The anticipation is that people are going to attend all of the sessions, but they are at liberty to pick and choose if a particular topic has more appeal or seems more applicable to their needs.
“There are so few restrictions. We would like it if you did them all because another aspect is building community support,” McCoy said. “We are hoping we can foster relationships between parents and caregivers — if three people come to every one, they will get to know each other, share a meal together, their kids will get to know their kids,” McCoy used as an example. “That’s an additional hope, but it’s certainly not restricted. If you only want to come to one, and it’s going to benefit you, that’s fine.”
“Samantha has done a great job with what I think is just eliminating so many barriers parents have that might keep them from this,” Bauman said.
“That was a main goal when I was creating the program — to eliminate barriers and make it incredibly accessible for people,” McCoy said, pointing out that while it is designed for single parents or primary caregivers, others could benefit and are welcome to come. That could be a grandparent or a foster care provider.
“Even just knowing you have the option of support makes a world of difference. If someone feels like they are alone in their parenting journey or life, knowing that this is available, that helps — that’s what we’re here for,” she said.
There’s definitely a need for the program, she assured.
“I see it in my line of work, I see it in friends and family, and I think a lot of the topics address specific needs but also just the need for accessible support in general,” she said. “We have a lot of organizations, we have a lot of programs and resources, but if a person can’t get to it than it’s not really benefiting them, so I am trying to make it as accessible as possible.”
The program is only possible with the help of volunteers, including the presenters, according to McCoy.
“Some of them are co-workers, some are friends and some are people who know a skill and who heard about the program and decided they wanted to help out,” she said, noting O’Neil, for example, is a friend and professional organizer. “She knows her stuff,” assured McCoy.
The home and car maintenance session will include how to check and change oil in a car and the basics of maintaining a vehicle. The basics of some home maintenance issues also will be covered.
McCoy identified the caregiver wellness session as “that’s a big one. Self-care is kind of a buzz word. I think it’s important to have conversations about what caregiver wellness looks like when it’s played out for someone in that position — whether they are busy and have other people with all these needs and so it’s difficult to prioritize your own needs. We’re talking basic stuff like eat breakfast or if you need to make a smoothie so you have food in your system, do that. Making sure people prioritize their own well being, go the doctors, is something hard to do especially if you’re working and single,” McCoy said.

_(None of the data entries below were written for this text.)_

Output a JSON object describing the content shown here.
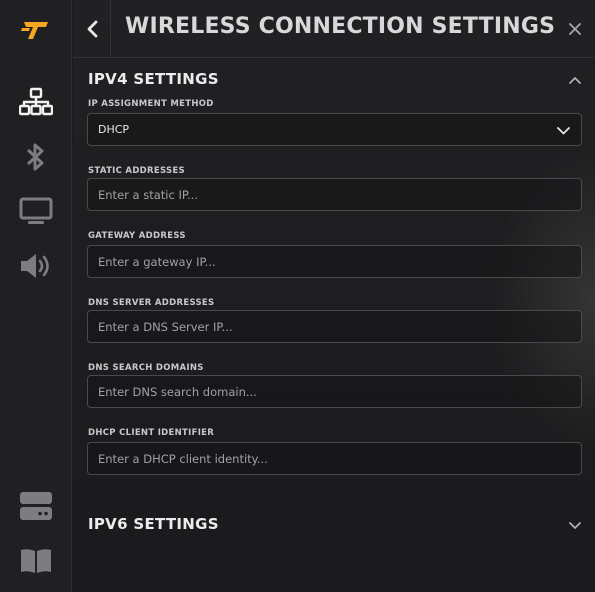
{
  "window": {
    "title": "WIRELESS CONNECTION SETTINGS",
    "back_icon": "chevron-left-icon",
    "close_icon": "close-icon"
  },
  "sidebar": {
    "logo": "logo-icon",
    "accent_color": "#f5a623",
    "items": [
      {
        "icon": "network-icon",
        "name": "network"
      },
      {
        "icon": "bluetooth-icon",
        "name": "bluetooth"
      },
      {
        "icon": "monitor-icon",
        "name": "display"
      },
      {
        "icon": "speaker-icon",
        "name": "sound"
      },
      {
        "icon": "storage-icon",
        "name": "storage"
      },
      {
        "icon": "book-icon",
        "name": "docs"
      }
    ]
  },
  "ipv4": {
    "title": "IPV4 SETTINGS",
    "expanded": true,
    "method": {
      "label": "IP ASSIGNMENT METHOD",
      "value": "DHCP"
    },
    "static": {
      "label": "STATIC ADDRESSES",
      "placeholder": "Enter a static IP..."
    },
    "gateway": {
      "label": "GATEWAY ADDRESS",
      "placeholder": "Enter a gateway IP..."
    },
    "dns": {
      "label": "DNS SERVER ADDRESSES",
      "placeholder": "Enter a DNS Server IP..."
    },
    "search": {
      "label": "DNS SEARCH DOMAINS",
      "placeholder": "Enter DNS search domain..."
    },
    "client_id": {
      "label": "DHCP CLIENT IDENTIFIER",
      "placeholder": "Enter a DHCP client identity..."
    }
  },
  "ipv6": {
    "title": "IPV6 SETTINGS",
    "expanded": false
  }
}
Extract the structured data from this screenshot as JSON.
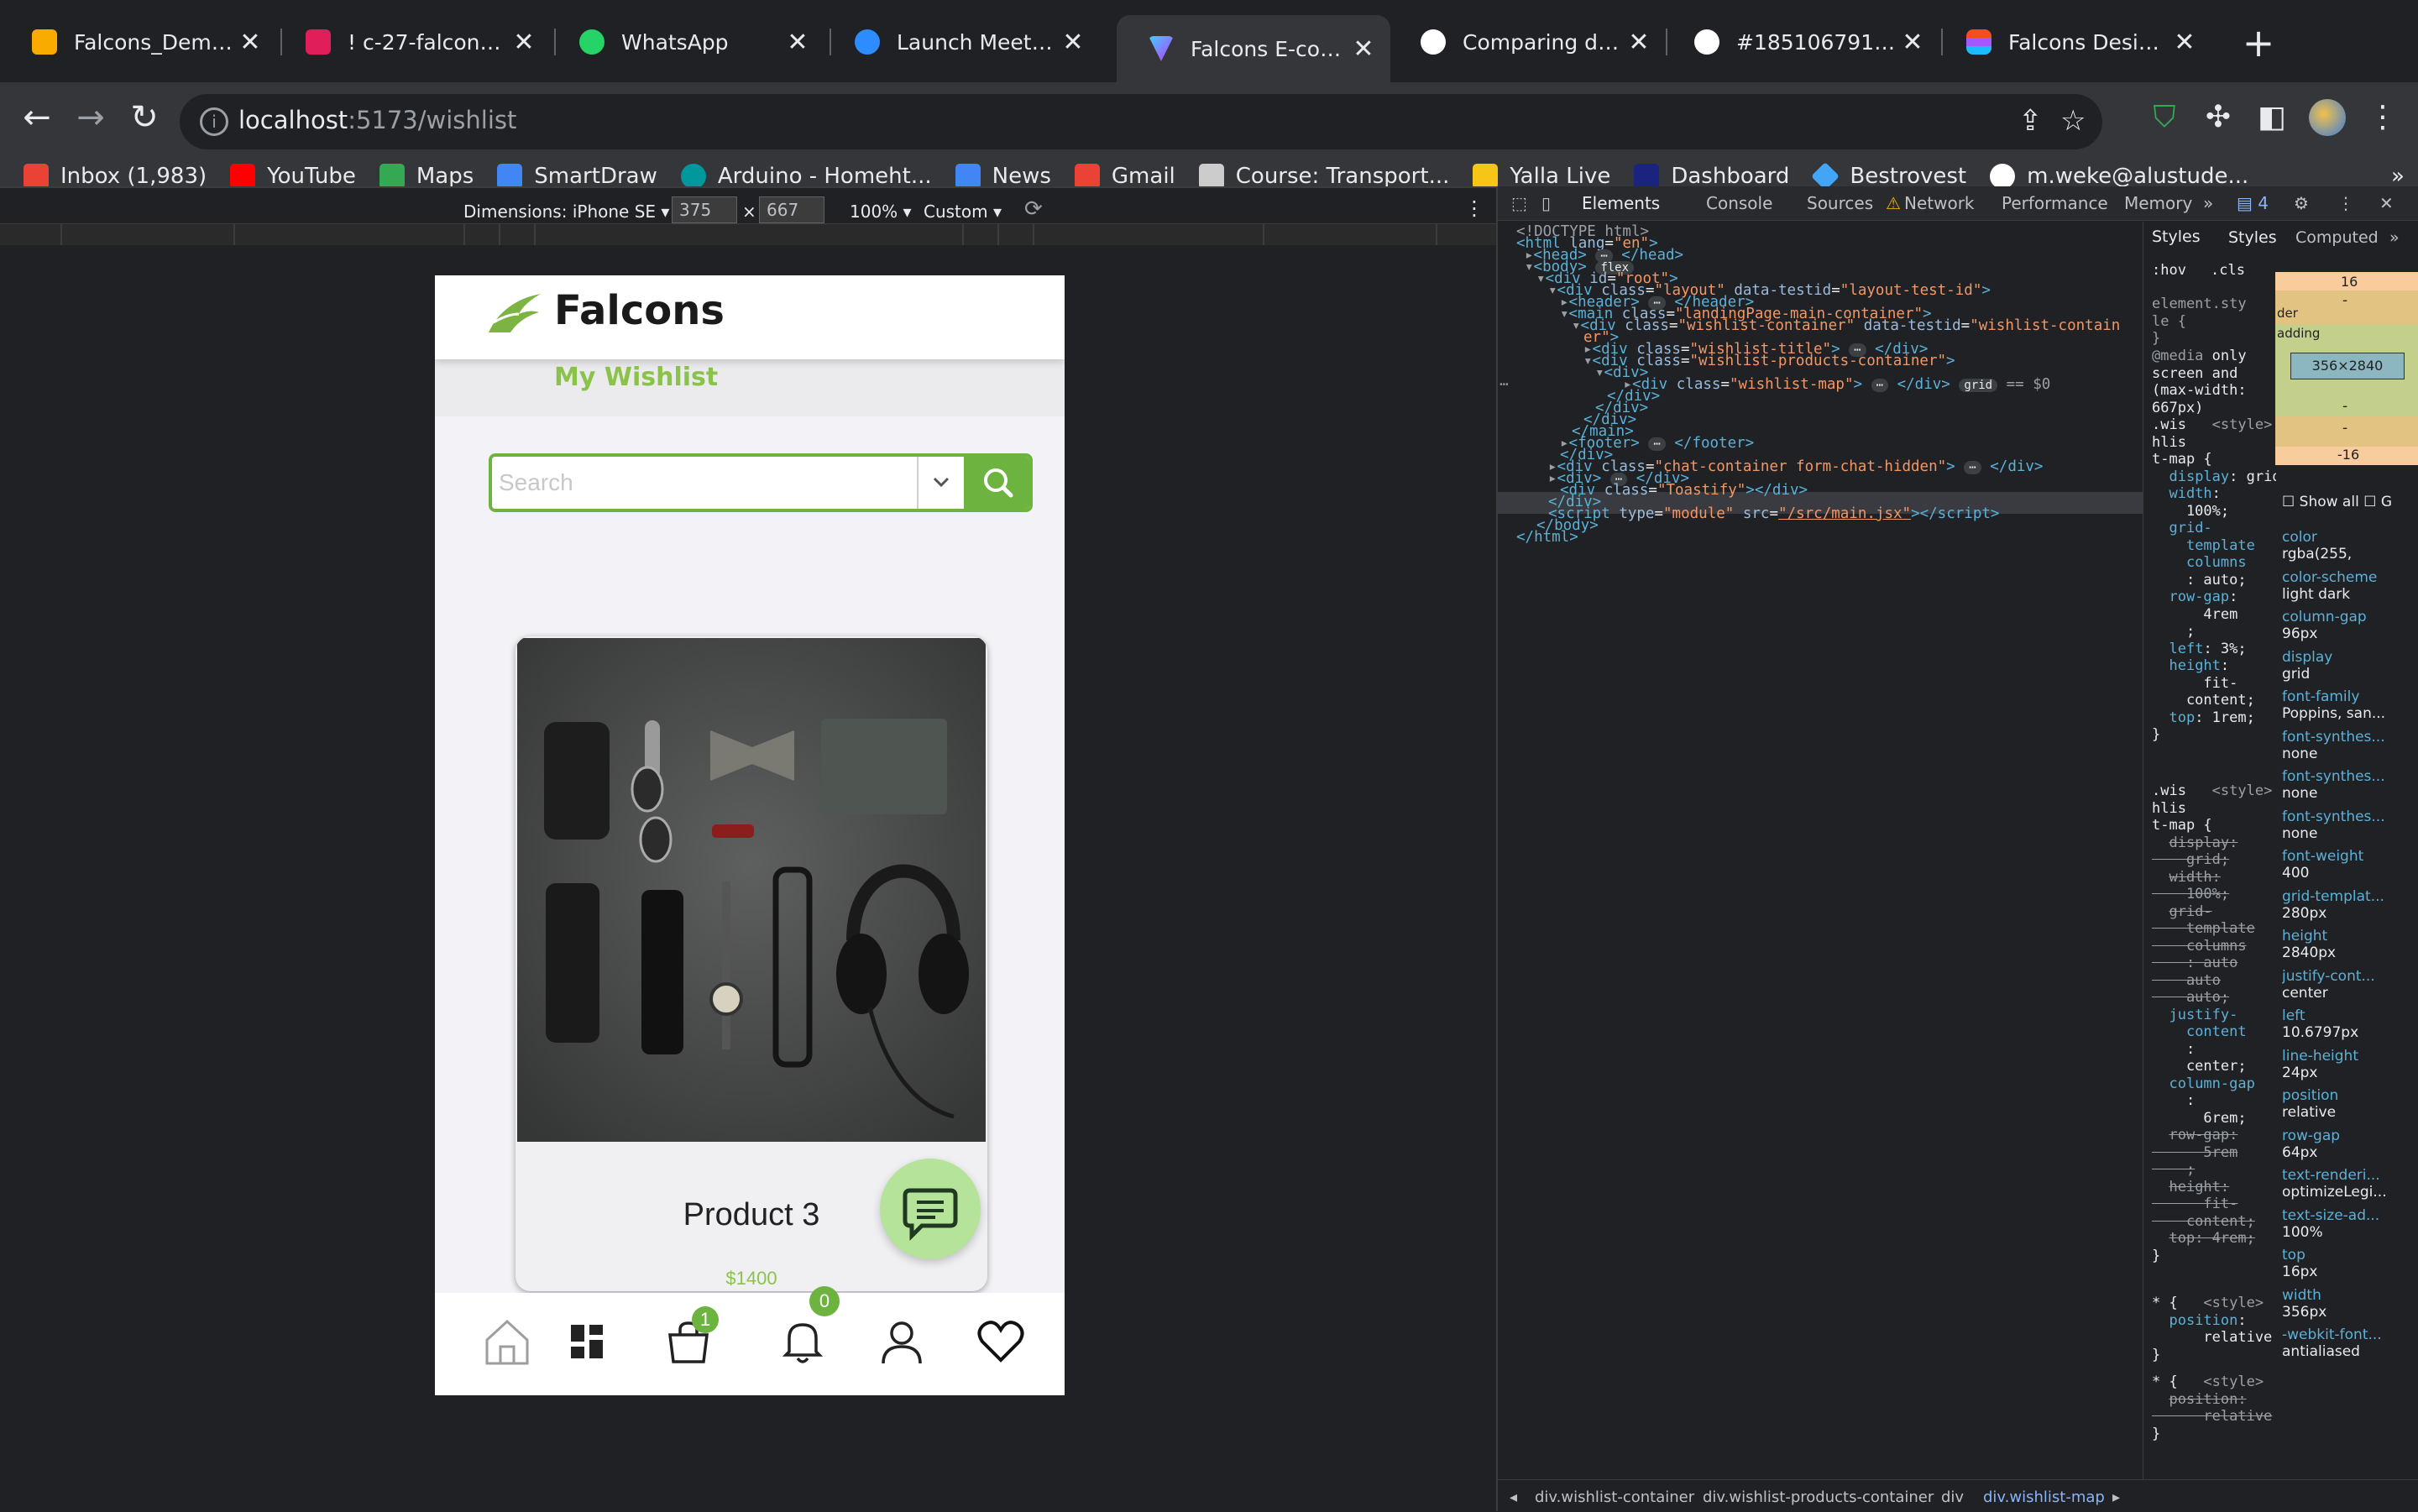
{
  "browser": {
    "tabs": [
      {
        "title": "Falcons_Demo - G",
        "favicon_color": "#f9ab00",
        "icon": "slides-icon"
      },
      {
        "title": "! c-27-falcons-de",
        "favicon_color": "#e01e5a",
        "icon": "slack-icon"
      },
      {
        "title": "WhatsApp",
        "favicon_color": "#25d366",
        "icon": "whatsapp-icon"
      },
      {
        "title": "Launch Meeting -",
        "favicon_color": "#2d8cff",
        "icon": "zoom-icon"
      },
      {
        "title": "Falcons E-comme",
        "favicon_color": "#a259ff",
        "icon": "vite-icon",
        "active": true
      },
      {
        "title": "Comparing develo",
        "favicon_color": "#ffffff",
        "icon": "github-icon"
      },
      {
        "title": "#185106791 Cart",
        "favicon_color": "#ffffff",
        "icon": "github-icon"
      },
      {
        "title": "Falcons Design -",
        "favicon_color": "#f24e1e",
        "icon": "figma-icon"
      }
    ],
    "new_tab_label": "+",
    "url_host": "localhost",
    "url_rest": ":5173/wishlist",
    "bookmarks": [
      {
        "label": "Inbox (1,983)",
        "color": "#ea4335"
      },
      {
        "label": "YouTube",
        "color": "#ff0000"
      },
      {
        "label": "Maps",
        "color": "#34a853"
      },
      {
        "label": "SmartDraw",
        "color": "#4285f4"
      },
      {
        "label": "Arduino - Homeht...",
        "color": "#00979d"
      },
      {
        "label": "News",
        "color": "#4285f4"
      },
      {
        "label": "Gmail",
        "color": "#ea4335"
      },
      {
        "label": "Course: Transport...",
        "color": "#cccccc"
      },
      {
        "label": "Yalla Live",
        "color": "#f5c518"
      },
      {
        "label": "Dashboard",
        "color": "#1a237e"
      },
      {
        "label": "Bestrovest",
        "color": "#42a5f5"
      },
      {
        "label": "m.weke@alustude...",
        "color": "#ffffff"
      }
    ],
    "more_bookmarks": "»"
  },
  "device_toolbar": {
    "dimensions_label": "Dimensions: iPhone SE ▾",
    "width": "375",
    "times": "×",
    "height": "667",
    "zoom": "100% ▾",
    "throttle": "Custom ▾"
  },
  "app": {
    "brand": "Falcons",
    "wishlist_title": "My Wishlist",
    "search_placeholder": "Search",
    "product": {
      "name": "Product 3",
      "price": "$1400"
    },
    "cart_count": "1",
    "notification_count": "0",
    "accent_color": "#6db33f"
  },
  "devtools": {
    "tabs": [
      "Elements",
      "Console",
      "Sources",
      "Network",
      "Performance",
      "Memory"
    ],
    "more_tabs": "»",
    "issue_count": "4",
    "styles_tabs": [
      "Styles",
      "Computed"
    ],
    "hov": ":hov",
    "cls": ".cls",
    "breadcrumbs": [
      "div.wishlist-container",
      "div.wishlist-products-container",
      "div",
      "div.wishlist-map"
    ],
    "box_model": {
      "margin_top": "16",
      "margin_bottom": "-16",
      "content": "356×2840",
      "border": "der",
      "padding": "adding",
      "dash": "-"
    },
    "show_all": "Show all",
    "show_all_extra": "G",
    "computed": [
      {
        "name": "color",
        "value": "rgba(255,"
      },
      {
        "name": "color-scheme",
        "value": "light dark"
      },
      {
        "name": "column-gap",
        "value": "96px"
      },
      {
        "name": "display",
        "value": "grid"
      },
      {
        "name": "font-family",
        "value": "Poppins, san..."
      },
      {
        "name": "font-synthes...",
        "value": "none"
      },
      {
        "name": "font-synthes...",
        "value": "none"
      },
      {
        "name": "font-synthes...",
        "value": "none"
      },
      {
        "name": "font-weight",
        "value": "400"
      },
      {
        "name": "grid-templat...",
        "value": "280px"
      },
      {
        "name": "height",
        "value": "2840px"
      },
      {
        "name": "justify-cont...",
        "value": "center"
      },
      {
        "name": "left",
        "value": "10.6797px"
      },
      {
        "name": "line-height",
        "value": "24px"
      },
      {
        "name": "position",
        "value": "relative"
      },
      {
        "name": "row-gap",
        "value": "64px"
      },
      {
        "name": "text-renderi...",
        "value": "optimizeLegi..."
      },
      {
        "name": "text-size-ad...",
        "value": "100%"
      },
      {
        "name": "top",
        "value": "16px"
      },
      {
        "name": "width",
        "value": "356px"
      },
      {
        "name": "-webkit-font...",
        "value": "antialiased"
      }
    ]
  }
}
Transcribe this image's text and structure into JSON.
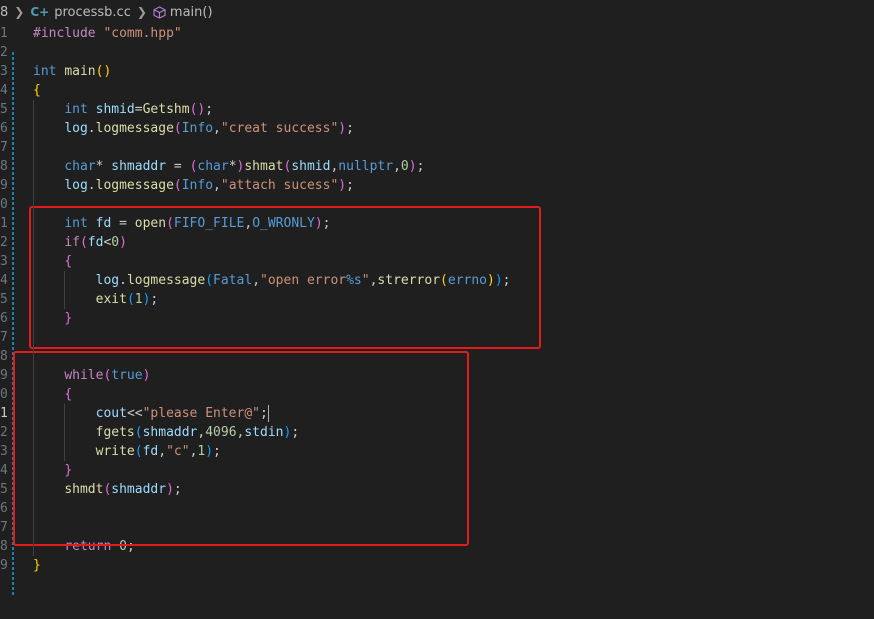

“We intentionally made that a roundtable discussion because I’m a firm believer in people being their own experts. They know what their needs are,” McCoy said. “We’re giving people an opportunity to share — ‘This is what I’m dealing with, does anyone have any advice?’ But we also want to build kind of a panel — I’ve invited a couple friends in the mental health field, physical health field, so that we can have a range of perspectives,” she continued.
The budget and meal plans session will have a “knowledge-is-power approach,” according to McCoy. That would include assessing expenses if a budget is out of control and finding ways to manage with meal plans and meal prepping, for example.
The labs will be a learning opportunity for parents and a fun learning experience for their children attending, according to McCoy.
“Your kids are going to have a great time with this,” she said.
A couple of restaurants have agreed to donate meals for the labs, McCoy said, who noted the community can get involved, too, donating, for example, items that could be door prize gifts geared to the sessions. “There’s a lot of positive response from the community,” McCoy said. “We’re already getting people interested in coming and good feedback.”